With Solstice Enterprise Manager 3.0, Sun believes it has found a market niche not well served by the big network management software vendors, such as Computer Associates, IBM subsidiary Tivoli Systems, and Hewlett-Packard.
"Our main competition has been in-house development," said Andrew Taylor, group manager for Sun's network management products. "For [telcos] to maintain, develop, and enhance their software is cumbersome and takes a lot of effort."
The new product, with support for Java and various proprietary telco protocols, allows telecommunications companies to integrate new applications and services with older systems, Taylor said.
Sun is announcing the latest upgrade to Solstice Enterprise Manager tomorrow in conjunction with several new hardware and software products and services geared toward the telecommunications market. Other new technologies include a high-reliability server that complies with the international Signaling System 7 (SS7) telecommunications standard.
Analyst Jasmine Noel, of D.H. Brown Associates, in Port Chester, New York, believes Sun has found a good market niche. "Telcos are trying to get out of building management applications for the network. It costs too much money and it's cheaper to buy," she said.

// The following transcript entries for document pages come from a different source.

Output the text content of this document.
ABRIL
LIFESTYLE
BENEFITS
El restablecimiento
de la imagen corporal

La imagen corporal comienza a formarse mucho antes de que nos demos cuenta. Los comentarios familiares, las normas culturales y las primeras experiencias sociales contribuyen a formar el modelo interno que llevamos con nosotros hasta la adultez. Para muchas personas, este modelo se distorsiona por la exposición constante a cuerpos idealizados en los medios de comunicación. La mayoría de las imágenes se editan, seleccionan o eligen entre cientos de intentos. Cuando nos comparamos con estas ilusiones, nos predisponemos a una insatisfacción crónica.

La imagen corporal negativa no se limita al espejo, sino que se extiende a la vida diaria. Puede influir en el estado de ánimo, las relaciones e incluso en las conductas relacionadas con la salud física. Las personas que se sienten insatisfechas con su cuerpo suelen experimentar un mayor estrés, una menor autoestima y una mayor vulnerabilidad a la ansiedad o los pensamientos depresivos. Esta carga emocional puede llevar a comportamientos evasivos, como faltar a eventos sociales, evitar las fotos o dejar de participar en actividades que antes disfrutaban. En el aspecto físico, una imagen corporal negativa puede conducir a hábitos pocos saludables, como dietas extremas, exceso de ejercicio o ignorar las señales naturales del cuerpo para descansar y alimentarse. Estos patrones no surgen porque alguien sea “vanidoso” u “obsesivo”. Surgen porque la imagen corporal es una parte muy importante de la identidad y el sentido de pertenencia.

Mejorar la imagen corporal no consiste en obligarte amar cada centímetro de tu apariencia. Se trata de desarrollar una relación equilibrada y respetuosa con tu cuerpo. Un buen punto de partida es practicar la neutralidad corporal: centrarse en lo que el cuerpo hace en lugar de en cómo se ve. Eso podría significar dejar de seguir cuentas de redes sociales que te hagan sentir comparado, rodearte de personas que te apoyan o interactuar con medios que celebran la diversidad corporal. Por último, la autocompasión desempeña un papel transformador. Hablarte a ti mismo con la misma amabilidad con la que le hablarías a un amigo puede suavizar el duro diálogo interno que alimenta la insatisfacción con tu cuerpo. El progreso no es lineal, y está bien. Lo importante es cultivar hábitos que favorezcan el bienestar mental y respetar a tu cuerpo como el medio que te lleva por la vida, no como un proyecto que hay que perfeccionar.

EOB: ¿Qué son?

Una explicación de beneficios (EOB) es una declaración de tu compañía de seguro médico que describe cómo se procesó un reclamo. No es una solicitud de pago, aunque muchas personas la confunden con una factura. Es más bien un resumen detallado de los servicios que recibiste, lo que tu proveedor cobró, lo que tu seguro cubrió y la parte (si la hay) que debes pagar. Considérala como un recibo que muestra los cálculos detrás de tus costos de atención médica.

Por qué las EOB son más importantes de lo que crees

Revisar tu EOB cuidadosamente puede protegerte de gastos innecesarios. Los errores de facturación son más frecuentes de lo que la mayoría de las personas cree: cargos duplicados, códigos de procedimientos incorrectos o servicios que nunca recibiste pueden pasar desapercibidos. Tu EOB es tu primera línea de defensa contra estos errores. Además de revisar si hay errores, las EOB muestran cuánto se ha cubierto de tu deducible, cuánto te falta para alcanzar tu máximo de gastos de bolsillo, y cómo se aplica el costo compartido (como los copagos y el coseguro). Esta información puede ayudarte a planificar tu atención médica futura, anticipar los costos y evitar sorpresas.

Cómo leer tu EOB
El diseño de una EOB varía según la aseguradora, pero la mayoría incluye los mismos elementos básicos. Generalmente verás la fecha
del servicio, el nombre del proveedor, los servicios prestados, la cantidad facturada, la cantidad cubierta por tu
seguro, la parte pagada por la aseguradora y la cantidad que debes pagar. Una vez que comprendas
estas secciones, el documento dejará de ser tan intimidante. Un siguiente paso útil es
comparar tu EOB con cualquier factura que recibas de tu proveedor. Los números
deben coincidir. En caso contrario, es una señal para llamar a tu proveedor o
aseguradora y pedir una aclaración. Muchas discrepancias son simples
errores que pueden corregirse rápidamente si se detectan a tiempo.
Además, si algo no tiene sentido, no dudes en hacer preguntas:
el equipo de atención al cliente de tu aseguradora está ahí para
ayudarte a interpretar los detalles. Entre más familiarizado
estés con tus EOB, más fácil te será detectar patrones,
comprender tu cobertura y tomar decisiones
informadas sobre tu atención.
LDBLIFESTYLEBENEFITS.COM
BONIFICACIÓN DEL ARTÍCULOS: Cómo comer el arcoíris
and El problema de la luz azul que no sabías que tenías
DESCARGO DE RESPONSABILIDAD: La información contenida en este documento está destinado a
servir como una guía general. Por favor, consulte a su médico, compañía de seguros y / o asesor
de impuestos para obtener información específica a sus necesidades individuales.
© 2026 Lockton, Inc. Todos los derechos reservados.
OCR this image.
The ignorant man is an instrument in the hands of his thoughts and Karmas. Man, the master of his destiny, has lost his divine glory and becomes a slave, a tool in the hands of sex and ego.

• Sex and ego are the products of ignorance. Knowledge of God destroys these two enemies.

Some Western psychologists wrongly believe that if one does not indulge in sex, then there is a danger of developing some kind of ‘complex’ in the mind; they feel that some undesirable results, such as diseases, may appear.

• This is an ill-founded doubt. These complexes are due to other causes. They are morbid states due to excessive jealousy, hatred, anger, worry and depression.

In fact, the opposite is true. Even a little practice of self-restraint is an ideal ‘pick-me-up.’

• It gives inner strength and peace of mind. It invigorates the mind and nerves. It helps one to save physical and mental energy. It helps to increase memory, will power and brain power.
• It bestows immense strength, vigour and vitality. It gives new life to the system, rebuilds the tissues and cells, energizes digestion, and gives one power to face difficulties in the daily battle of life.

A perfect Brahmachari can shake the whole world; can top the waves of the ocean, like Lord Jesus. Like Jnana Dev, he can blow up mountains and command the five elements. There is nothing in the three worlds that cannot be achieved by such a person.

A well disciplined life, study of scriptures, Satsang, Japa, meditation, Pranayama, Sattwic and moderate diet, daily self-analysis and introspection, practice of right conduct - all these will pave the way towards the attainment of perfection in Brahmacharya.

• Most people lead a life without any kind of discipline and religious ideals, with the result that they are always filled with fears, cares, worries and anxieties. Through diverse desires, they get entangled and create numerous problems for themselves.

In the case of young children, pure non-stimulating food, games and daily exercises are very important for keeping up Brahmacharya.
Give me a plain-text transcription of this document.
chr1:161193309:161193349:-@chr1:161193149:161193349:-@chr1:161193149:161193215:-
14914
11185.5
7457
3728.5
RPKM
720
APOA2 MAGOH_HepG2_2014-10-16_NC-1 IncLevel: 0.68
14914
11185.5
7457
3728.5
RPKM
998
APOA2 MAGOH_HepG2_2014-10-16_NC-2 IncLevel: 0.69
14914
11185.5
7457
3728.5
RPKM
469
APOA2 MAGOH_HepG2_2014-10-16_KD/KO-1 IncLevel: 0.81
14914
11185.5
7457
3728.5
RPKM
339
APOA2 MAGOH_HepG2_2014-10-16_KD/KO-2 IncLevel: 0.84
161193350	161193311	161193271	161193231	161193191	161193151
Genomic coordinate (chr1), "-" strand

Sun doesn't have much competition: Hewlett-Packard has one OpenView product aimed at the telecommunications industry, she said. But overall, "it's early in the market, so Sun can stake out a good chunk of it."
In the past, Sun tried to sell Solstice to corporate customers, but couldn't compete with the bigger network management software vendors, whose products had better features for the enterprise, she said.
Solstice Enterprise Manager "is a better fit in the telco space because of the type of problem it's solving. It's really good at managing gigantic networks," Noel said. "CA, Tivoli and HP are trying to do everything, networks, systems, users. Sun is not playing in that game. They're focusing on the network."
The new version of Solstice Enterprise Manager offers an easier-to-use interface, Java tools for rapid application development and cross-platform support and the integration of the Java Dynamic Management Kit, which allows users to create Java "agents" that alert administrators of problems within the network or fix the problems on their own.
It also features Web-based access, allowing administrators to view the state of a network using a browser. Pricing for Solstice Enterprise Manager 3.0 starts at $15,500.
A future version of the product will support Jini, Sun networking software that will allow for the automatic networking of applications and devices, including printers and personal digital assistants, Sun officials said.
Solstice Enterprise Manager will manage millions of Jini-enabled devices in the future, said company officials who will announce its Jini plans in detail in late January.